Re: [PATCH v5 1/2] selinux: add brief info to policydb
From: Sebastien Buisson
Date: Wed May 17 2017 - 11:25:10 EST
2017-05-17 17:09 GMT+02:00 William Roberts <bill.c.roberts@xxxxxxxxx>:
> On Wed, May 17, 2017 at 7:59 AM, Sebastien Buisson
> <sbuisson.ddn@xxxxxxxxx> wrote:
>> 2017-05-16 22:40 GMT+02:00 Stephen Smalley <sds@xxxxxxxxxxxxx>:
>>>> + strcpy(*brief, policydb.policybrief);
>>>> + /* *len is the length of the output string */
>>>> + *len = policybrief_len - 1;
>>>
>>> Is there a particular reason to not just return policybrief_len here as
>>> well, for consistency in the interface? How do you intend to use this
>>> value in the caller?
>>
>> As called in the other patch to expose policy brief via selinuxfs
>> (sel_read_policybrief), the intent is to provide the caller with the
>> length of the string returned.
>> Or should I set *len to policy brief_len here, and just make the
>> caller aware that the returned length is in fact the length of the
>> buffer (i.e. including terminating NUL byte)?
>
> What is the caller supposed to do with length? This interface seemed kind of
> odd. If it's guaranteed NUL byte terminated, do they even need length?

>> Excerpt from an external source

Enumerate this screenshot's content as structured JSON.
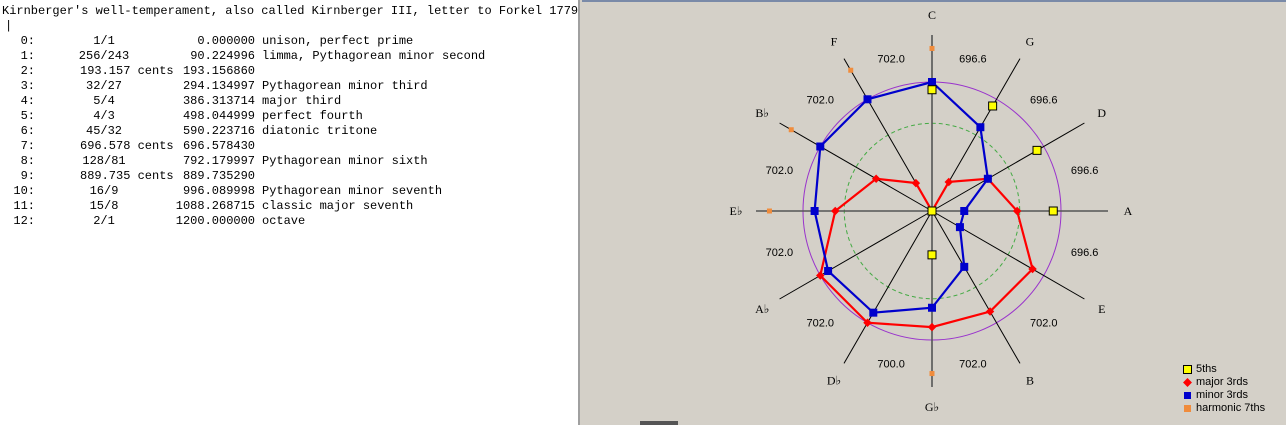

The length is useful as an input parameter in case the caller provides
its own buffer (instead of letting the function allocate one), and as
an output parameter in case the buffer given in input is not large
enough.
In any case, it can spare the caller the effort of recomputing the
length. As an example, sel_read_policybrief() in the 2/2 patch needs
to know the length of the string to put in the user buffer.